Il discorso che dunque Garrone porta avanti nella sua nuova ultima fatica è un esperimento estetico che è suo al 100%, e per fortuna non cede al compromesso, pur proponendo un percorso che "si conclude" dovendosi attenere al presupposto della "fiaba", che se vogliamo nasce pregna di un'intenzione esplicativa. Quello che dimostra Garrone non ha i contorni definiti, nel senso che lascia l'ultima parola. Ma il modo in cui improvvisamente capovolge il testo filmico in funzione di quella precisa direzione, che diventa chiara e lampante in tutte le vicissitudini, è forse il tassello che frena la bellezza  (brutta!) del Racconto dei racconti, e lascia intendere più di un limite, che a conti fatti si rivela chiaro pensando il film a luci riaccese: a una prima parte dispersiva corrisponde una seconda parte esplicita, più avvincente forse, ma incanalata del tutto in un "discorso". Niente di didascalico ovviamente, ma quasi una tesi forte, prepotente (e prepotentemente affascinante) da proporre.
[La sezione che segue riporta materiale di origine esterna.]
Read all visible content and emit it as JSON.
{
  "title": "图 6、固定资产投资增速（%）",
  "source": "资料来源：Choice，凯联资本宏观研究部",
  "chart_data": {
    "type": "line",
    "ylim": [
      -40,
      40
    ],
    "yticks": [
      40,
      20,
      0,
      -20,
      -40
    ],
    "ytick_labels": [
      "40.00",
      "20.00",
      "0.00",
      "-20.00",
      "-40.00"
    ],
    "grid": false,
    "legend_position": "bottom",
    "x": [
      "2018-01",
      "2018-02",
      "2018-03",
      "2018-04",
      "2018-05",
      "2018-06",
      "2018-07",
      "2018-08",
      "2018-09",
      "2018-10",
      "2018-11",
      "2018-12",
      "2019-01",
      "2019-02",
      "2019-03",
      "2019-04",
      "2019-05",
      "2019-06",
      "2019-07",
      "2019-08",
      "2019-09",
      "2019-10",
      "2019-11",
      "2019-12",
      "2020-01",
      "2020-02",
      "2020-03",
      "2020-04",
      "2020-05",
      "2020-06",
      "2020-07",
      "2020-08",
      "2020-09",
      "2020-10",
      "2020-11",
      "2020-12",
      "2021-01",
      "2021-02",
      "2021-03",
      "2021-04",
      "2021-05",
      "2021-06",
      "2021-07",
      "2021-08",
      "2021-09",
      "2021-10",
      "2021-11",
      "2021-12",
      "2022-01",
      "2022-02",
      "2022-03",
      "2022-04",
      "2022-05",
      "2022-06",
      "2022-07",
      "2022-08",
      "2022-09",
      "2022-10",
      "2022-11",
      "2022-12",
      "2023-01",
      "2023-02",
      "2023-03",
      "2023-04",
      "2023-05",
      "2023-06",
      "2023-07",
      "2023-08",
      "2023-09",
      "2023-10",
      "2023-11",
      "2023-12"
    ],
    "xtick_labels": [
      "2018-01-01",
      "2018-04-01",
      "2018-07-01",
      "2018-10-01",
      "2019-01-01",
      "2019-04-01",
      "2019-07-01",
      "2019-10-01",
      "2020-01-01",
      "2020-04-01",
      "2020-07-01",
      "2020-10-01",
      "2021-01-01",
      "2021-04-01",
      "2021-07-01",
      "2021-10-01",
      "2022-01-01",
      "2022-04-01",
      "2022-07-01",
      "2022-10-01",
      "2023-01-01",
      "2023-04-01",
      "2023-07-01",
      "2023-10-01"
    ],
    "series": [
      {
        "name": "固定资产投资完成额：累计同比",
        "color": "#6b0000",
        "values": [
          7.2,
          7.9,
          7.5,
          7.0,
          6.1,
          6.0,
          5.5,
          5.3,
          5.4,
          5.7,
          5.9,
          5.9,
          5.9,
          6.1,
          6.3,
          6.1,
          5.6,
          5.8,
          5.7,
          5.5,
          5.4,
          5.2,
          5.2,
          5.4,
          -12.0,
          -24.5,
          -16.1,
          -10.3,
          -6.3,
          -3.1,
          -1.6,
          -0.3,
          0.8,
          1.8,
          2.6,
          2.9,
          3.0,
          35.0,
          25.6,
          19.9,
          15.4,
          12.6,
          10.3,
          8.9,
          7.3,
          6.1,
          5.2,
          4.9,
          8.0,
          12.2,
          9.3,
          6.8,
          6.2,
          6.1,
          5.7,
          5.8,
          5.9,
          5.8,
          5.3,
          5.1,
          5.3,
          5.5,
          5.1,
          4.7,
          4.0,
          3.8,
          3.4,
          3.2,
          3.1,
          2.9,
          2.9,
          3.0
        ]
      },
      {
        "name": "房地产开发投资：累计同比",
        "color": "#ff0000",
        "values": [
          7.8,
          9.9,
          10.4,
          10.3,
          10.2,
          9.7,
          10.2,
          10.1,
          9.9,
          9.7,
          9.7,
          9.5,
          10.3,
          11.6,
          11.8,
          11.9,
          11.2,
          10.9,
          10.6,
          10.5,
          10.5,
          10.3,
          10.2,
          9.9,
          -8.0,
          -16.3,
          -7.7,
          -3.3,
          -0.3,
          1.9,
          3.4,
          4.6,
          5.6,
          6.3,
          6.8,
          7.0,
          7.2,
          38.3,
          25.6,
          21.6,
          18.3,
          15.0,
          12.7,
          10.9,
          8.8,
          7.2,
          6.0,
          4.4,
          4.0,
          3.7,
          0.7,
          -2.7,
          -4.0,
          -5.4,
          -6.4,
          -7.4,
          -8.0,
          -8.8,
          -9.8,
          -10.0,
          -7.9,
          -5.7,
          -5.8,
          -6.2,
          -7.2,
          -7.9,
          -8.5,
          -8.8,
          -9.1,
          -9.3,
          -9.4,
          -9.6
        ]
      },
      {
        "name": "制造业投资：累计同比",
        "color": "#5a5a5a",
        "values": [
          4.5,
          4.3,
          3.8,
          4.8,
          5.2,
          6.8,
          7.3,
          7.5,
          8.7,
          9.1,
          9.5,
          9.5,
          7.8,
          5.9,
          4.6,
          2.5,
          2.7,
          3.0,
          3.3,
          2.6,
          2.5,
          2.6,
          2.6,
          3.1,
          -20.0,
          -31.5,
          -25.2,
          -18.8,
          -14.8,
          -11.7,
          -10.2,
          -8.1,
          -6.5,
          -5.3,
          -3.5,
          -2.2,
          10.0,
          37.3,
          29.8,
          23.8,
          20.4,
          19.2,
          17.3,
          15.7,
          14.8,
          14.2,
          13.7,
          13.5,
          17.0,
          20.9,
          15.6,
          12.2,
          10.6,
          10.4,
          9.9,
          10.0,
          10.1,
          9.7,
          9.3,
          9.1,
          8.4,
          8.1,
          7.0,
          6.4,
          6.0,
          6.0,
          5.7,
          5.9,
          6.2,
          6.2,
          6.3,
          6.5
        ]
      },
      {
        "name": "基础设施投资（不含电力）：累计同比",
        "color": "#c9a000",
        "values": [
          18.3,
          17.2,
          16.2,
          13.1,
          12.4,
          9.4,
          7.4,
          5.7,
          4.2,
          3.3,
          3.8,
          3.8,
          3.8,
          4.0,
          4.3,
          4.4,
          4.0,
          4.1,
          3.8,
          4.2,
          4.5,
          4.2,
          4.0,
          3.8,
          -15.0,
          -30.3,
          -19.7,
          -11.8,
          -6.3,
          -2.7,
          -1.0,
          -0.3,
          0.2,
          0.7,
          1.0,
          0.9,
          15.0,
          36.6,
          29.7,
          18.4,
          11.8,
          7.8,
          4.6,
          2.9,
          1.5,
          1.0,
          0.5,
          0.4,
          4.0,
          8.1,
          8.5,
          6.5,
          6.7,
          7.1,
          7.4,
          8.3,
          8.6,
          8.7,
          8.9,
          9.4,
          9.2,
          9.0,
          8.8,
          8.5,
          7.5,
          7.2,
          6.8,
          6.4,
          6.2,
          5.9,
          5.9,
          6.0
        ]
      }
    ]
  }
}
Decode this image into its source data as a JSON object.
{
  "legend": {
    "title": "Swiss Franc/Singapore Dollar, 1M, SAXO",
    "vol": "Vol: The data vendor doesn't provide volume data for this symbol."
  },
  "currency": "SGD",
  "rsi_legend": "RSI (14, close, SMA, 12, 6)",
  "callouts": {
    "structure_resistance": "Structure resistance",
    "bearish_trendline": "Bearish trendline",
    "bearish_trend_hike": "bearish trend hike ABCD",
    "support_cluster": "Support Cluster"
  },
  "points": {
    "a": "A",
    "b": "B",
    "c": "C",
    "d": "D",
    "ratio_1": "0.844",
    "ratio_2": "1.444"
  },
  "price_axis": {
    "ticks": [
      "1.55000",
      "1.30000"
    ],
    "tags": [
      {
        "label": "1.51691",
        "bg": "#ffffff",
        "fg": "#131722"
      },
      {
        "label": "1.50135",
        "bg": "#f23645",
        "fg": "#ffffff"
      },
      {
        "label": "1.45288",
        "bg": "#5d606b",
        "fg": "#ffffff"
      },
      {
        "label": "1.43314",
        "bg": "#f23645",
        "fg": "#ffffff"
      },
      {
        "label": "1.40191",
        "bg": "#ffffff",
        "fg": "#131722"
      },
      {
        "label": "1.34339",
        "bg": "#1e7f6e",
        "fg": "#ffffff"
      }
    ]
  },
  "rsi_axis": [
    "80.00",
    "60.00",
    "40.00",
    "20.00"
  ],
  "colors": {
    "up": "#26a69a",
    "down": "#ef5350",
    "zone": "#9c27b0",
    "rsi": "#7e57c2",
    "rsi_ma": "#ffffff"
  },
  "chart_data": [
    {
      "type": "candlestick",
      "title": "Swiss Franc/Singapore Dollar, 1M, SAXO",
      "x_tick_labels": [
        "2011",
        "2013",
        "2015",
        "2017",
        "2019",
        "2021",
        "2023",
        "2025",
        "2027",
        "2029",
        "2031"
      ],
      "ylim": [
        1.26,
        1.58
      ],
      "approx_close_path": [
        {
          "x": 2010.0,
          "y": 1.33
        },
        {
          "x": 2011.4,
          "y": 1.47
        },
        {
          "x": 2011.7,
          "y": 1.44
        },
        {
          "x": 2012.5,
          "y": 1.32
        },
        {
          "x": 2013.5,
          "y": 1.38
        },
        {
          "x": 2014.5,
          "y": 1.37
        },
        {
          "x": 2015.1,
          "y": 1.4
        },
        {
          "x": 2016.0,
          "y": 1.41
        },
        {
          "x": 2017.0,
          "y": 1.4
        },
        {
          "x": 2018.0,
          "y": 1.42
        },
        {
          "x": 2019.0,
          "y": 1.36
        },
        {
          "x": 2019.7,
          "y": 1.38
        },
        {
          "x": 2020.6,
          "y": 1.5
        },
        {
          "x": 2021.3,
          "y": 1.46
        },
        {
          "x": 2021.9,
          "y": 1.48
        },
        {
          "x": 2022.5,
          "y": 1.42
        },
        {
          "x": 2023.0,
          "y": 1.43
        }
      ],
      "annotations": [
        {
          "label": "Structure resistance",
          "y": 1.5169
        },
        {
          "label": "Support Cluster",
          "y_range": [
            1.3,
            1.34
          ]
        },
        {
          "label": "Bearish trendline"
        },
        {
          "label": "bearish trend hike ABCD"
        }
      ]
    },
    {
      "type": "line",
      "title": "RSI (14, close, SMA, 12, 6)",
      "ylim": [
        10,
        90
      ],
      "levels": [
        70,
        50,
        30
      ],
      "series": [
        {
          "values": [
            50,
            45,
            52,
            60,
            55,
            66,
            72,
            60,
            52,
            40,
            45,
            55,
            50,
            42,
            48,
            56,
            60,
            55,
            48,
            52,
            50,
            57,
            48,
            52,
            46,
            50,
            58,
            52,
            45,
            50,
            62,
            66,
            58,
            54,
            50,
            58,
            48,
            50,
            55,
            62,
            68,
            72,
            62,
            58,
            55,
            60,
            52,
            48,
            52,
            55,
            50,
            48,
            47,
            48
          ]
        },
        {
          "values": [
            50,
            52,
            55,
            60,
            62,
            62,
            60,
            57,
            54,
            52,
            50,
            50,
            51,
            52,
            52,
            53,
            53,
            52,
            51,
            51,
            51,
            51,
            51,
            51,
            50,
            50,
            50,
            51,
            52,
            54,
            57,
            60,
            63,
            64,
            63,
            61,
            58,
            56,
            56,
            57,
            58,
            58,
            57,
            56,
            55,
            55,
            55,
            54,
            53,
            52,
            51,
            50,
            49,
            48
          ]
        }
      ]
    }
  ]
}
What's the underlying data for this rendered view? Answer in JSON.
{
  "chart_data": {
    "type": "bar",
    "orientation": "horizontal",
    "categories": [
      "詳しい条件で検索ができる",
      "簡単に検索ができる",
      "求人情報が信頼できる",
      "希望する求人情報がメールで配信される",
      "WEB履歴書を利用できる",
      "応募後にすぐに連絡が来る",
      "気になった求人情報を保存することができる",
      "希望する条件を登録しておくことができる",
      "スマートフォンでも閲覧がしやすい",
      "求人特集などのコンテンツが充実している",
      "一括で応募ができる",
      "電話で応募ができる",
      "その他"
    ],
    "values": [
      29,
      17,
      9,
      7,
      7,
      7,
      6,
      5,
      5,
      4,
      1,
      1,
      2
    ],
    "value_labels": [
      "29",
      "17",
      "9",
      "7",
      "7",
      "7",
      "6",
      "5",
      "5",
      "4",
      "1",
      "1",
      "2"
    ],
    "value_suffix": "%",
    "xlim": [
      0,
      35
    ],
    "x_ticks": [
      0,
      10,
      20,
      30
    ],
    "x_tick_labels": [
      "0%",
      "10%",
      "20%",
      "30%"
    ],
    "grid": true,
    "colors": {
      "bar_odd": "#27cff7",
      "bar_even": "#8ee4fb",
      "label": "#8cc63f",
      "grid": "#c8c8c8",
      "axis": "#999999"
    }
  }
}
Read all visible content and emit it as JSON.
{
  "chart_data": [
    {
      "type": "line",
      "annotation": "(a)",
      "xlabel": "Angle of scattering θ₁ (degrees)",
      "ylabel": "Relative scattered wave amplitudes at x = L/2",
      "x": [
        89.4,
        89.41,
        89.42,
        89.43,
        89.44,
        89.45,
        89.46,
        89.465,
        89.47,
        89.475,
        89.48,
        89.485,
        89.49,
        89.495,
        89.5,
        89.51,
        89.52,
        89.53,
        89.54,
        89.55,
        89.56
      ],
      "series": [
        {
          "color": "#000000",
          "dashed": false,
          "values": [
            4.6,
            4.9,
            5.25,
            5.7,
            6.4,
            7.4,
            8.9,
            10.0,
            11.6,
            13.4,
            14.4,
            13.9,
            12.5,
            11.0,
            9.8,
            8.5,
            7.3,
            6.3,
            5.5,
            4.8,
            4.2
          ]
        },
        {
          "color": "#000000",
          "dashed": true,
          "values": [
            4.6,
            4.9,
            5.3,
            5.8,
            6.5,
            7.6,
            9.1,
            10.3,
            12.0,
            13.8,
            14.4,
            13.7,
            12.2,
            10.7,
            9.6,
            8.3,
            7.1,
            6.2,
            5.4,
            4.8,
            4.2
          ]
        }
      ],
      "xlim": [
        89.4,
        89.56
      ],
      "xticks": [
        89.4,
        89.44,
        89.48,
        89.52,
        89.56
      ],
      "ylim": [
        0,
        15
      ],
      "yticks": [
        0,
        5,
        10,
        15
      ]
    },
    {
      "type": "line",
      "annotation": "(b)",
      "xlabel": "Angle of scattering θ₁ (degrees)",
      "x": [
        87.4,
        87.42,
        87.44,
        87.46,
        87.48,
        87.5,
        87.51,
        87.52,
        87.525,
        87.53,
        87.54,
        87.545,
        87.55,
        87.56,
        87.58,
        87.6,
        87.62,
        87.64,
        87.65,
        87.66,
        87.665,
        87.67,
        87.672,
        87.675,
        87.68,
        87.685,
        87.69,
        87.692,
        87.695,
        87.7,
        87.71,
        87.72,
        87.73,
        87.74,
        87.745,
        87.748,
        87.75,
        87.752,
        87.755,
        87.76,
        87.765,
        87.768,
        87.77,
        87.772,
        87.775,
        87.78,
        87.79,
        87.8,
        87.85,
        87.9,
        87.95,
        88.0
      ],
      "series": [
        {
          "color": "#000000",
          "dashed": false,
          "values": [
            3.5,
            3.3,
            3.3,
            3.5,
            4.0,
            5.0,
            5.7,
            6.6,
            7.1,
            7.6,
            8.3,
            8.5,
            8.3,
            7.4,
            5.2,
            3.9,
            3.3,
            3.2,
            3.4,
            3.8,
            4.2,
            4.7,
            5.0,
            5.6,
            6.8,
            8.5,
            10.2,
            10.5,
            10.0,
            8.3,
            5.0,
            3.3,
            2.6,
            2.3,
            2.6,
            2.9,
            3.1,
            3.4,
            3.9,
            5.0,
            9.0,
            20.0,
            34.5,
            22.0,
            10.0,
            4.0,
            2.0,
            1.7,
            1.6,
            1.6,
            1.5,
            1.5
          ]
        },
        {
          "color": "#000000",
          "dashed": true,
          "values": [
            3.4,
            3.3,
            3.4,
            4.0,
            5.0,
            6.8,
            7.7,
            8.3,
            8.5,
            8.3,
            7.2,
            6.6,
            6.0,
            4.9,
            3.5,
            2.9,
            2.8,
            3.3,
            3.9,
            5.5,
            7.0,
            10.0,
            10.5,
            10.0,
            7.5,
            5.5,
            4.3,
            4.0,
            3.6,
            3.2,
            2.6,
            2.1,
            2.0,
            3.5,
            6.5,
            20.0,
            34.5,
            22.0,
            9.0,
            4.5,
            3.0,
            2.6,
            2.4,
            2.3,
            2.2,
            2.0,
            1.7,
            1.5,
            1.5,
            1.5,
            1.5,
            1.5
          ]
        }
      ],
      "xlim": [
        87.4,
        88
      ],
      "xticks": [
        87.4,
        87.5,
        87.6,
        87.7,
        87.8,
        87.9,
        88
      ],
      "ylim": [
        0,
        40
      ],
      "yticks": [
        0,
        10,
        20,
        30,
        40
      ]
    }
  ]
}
Tanto che il finale, nel suo aspetto più metaforico, è relativamente prevedibile.

 

Vincent Cassel

Il racconto dei racconti (2015): Vincent Cassel

 

Ecco dunque l'impossibilità degli antipodi. La pelle del film viene strappata via, si risale al nocciolo della questione, fino a rendere i personaggi non tanto psicologie particolari, ma pure forme dagli accessi motori pulsionali. Un film sull'oscurità dell'essere umano che tenta un percorso apparentemente insolito, riuscito pur nell'utilizzo di effetti speciali spesso dissimulati e "celati" dall'oscurità (con scivoloni imperdonabili qui e lì), e nutrito della sua stessa narrazione, tanto che per chi non l'ha visto è meglio disdegnare qualsiasi sunto di seconda mano. Un film da "vedere", che non spoglia di tanto le certezze, ma ha un fascinoso ché di essenziale.